Un’altra cosa che non si capisce è perché gli impiegati di ruolo e i diplomatici si vedono riconosciute le aggiunte di famiglia fino a 26 anni per i figli che frequentano l’università e i lavoratori a contratto, invece, se li vedono togliere quando i figli compiono diciotto anni. Eppure, come è noto, si tratta di persone che guadagnano molto, ma molto di meno rispetto a quelle più garantite della stessa amministrazione.

E qui siamo al punto dolente che l’Amministrazione sta sistematicamente eludendo, nonostante l’evidenza dei fatti. In Sud America, il combinato disposto dell’oscillazione dei cambi a seguito delle note vicende monetarie, che non risparmiano ormai nemmeno l’euro, e dell’inflazione, che galoppa in questi Paesi a livelli elevati, erode sistematicamente e pesantemente le retribuzioni. Io stesso ho in diverse occasioni richiamato governo e amministrazione a una maggiore attenzione e a provvedere ai giusti adeguamenti retributivi, ma l’Amministrazione o fa orecchi da mercante o, quando fa qualche passo avanti, lo fa con estremo ritardo.

Non c’è in ballo solo una questione di equità, ma di efficienza della stessa amministrazione, visto che il lavoro di queste persone è essenziale per rispondere in modo adeguato alla domanda di servizi della nostra comunità e metterli nelle condizioni migliori per operare è interesse di tutti, non di una semplice categoria di persone.

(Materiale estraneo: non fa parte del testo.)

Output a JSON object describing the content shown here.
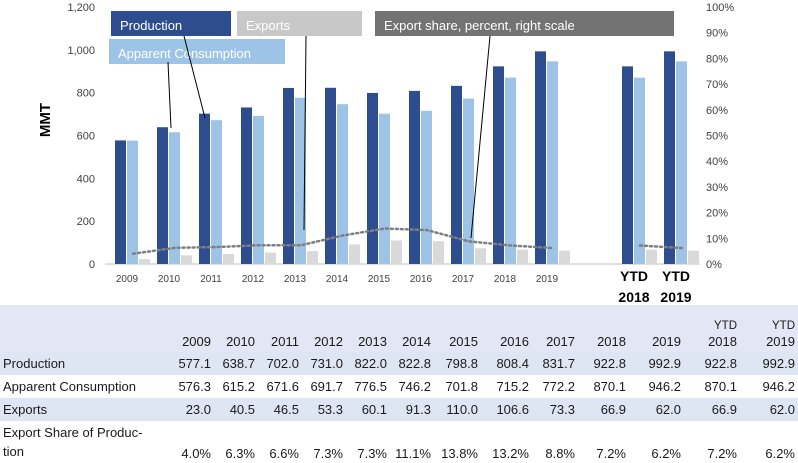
{
  "chart_data": {
    "type": "bar",
    "categories": [
      "2009",
      "2010",
      "2011",
      "2012",
      "2013",
      "2014",
      "2015",
      "2016",
      "2017",
      "2018",
      "2019",
      "",
      "YTD 2018",
      "YTD 2019"
    ],
    "series": [
      {
        "name": "Production",
        "color": "#2e4d8f",
        "values": [
          577.1,
          638.7,
          702.0,
          731.0,
          822.0,
          822.8,
          798.8,
          808.4,
          831.7,
          922.8,
          992.9,
          null,
          922.8,
          992.9
        ]
      },
      {
        "name": "Apparent Consumption",
        "color": "#9dc3e6",
        "values": [
          576.3,
          615.2,
          671.6,
          691.7,
          776.5,
          746.2,
          701.8,
          715.2,
          772.2,
          870.1,
          946.2,
          null,
          870.1,
          946.2
        ]
      },
      {
        "name": "Exports",
        "color": "#d9d9d9",
        "values": [
          23.0,
          40.5,
          46.5,
          53.3,
          60.1,
          91.3,
          110.0,
          106.6,
          73.3,
          66.9,
          62.0,
          null,
          66.9,
          62.0
        ]
      },
      {
        "name": "Export share, percent, right scale",
        "color": "#7f7f7f",
        "line": "dotted",
        "axis": "right",
        "values": [
          4.0,
          6.3,
          6.6,
          7.3,
          7.3,
          11.1,
          13.8,
          13.2,
          8.8,
          7.2,
          6.2,
          null,
          7.2,
          6.2
        ]
      }
    ],
    "ylabel": "MMT",
    "ylim": [
      0,
      1200
    ],
    "y_ticks": [
      "0",
      "200",
      "400",
      "600",
      "800",
      "1,000",
      "1,200"
    ],
    "y2lim": [
      0,
      100
    ],
    "y2_ticks": [
      "0%",
      "10%",
      "20%",
      "30%",
      "40%",
      "50%",
      "60%",
      "70%",
      "80%",
      "90%",
      "100%"
    ],
    "legend_placement": "top, callout boxes",
    "grid": false
  },
  "table": {
    "headers": [
      {
        "top": "",
        "bottom": "2009"
      },
      {
        "top": "",
        "bottom": "2010"
      },
      {
        "top": "",
        "bottom": "2011"
      },
      {
        "top": "",
        "bottom": "2012"
      },
      {
        "top": "",
        "bottom": "2013"
      },
      {
        "top": "",
        "bottom": "2014"
      },
      {
        "top": "",
        "bottom": "2015"
      },
      {
        "top": "",
        "bottom": "2016"
      },
      {
        "top": "",
        "bottom": "2017"
      },
      {
        "top": "",
        "bottom": "2018"
      },
      {
        "top": "",
        "bottom": "2019"
      },
      {
        "top": "YTD",
        "bottom": "2018"
      },
      {
        "top": "YTD",
        "bottom": "2019"
      }
    ],
    "rows": [
      {
        "label": "Production",
        "cells": [
          "577.1",
          "638.7",
          "702.0",
          "731.0",
          "822.0",
          "822.8",
          "798.8",
          "808.4",
          "831.7",
          "922.8",
          "992.9",
          "922.8",
          "992.9"
        ]
      },
      {
        "label": "Apparent Consumption",
        "cells": [
          "576.3",
          "615.2",
          "671.6",
          "691.7",
          "776.5",
          "746.2",
          "701.8",
          "715.2",
          "772.2",
          "870.1",
          "946.2",
          "870.1",
          "946.2"
        ]
      },
      {
        "label": "Exports",
        "cells": [
          "23.0",
          "40.5",
          "46.5",
          "53.3",
          "60.1",
          "91.3",
          "110.0",
          "106.6",
          "73.3",
          "66.9",
          "62.0",
          "66.9",
          "62.0"
        ]
      },
      {
        "label": "Export Share of Produc-tion",
        "cells": [
          "4.0%",
          "6.3%",
          "6.6%",
          "7.3%",
          "7.3%",
          "11.1%",
          "13.8%",
          "13.2%",
          "8.8%",
          "7.2%",
          "6.2%",
          "7.2%",
          "6.2%"
        ]
      }
    ]
  }
}
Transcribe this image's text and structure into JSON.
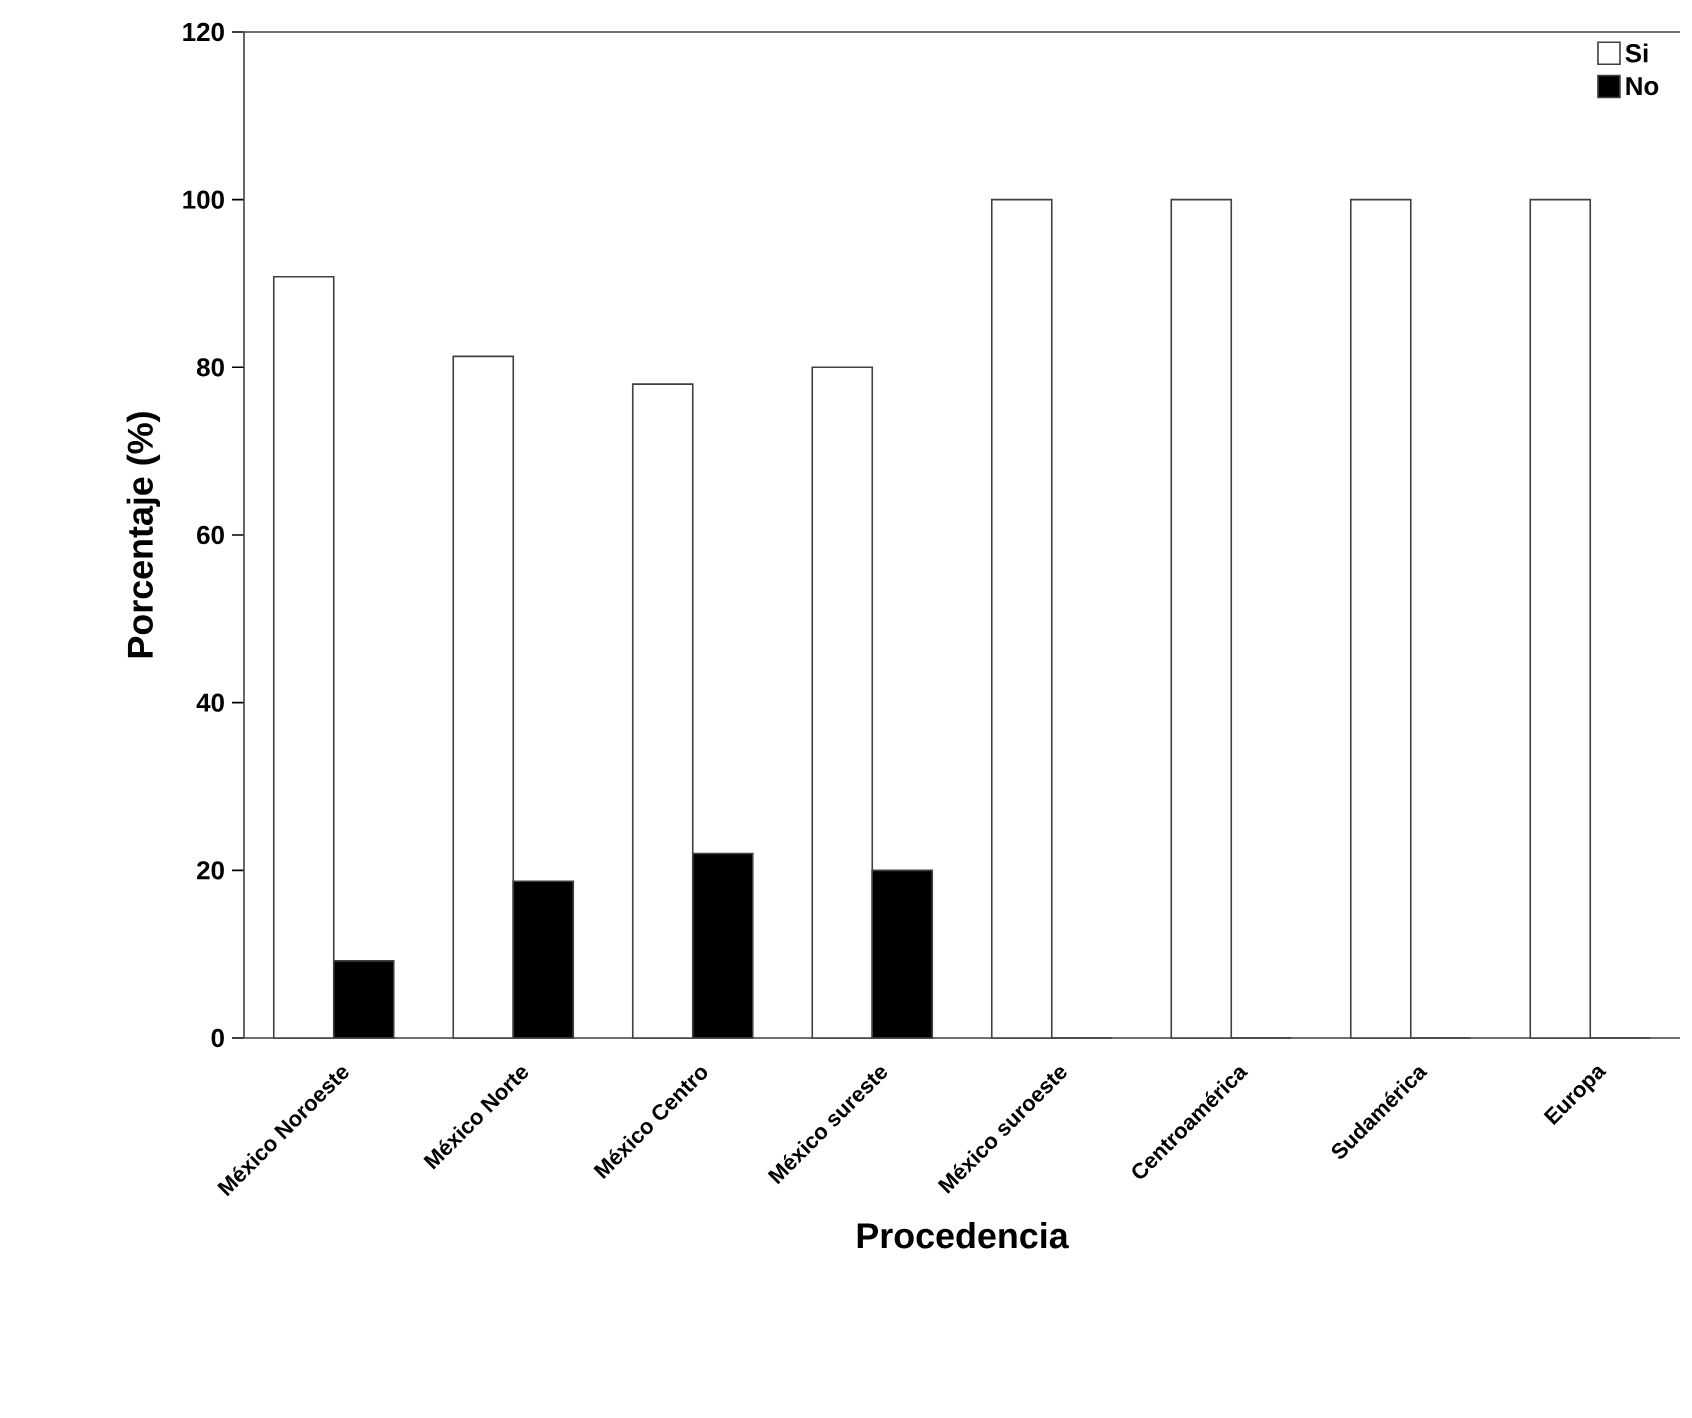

Per questo, se ritornerò in Parlamento uno dei miei primi impegni sarà quello di risollevare queste questioni, con la certezza che, come in passato, gli altri colleghi del PD non saranno da meno. Con la speranza che questa volta, a livello di governo, ci saranno interlocutori più attenti e sensibili ai problemi di chi, con il proprio lavoro, concorre al buo nome del nostro Paese.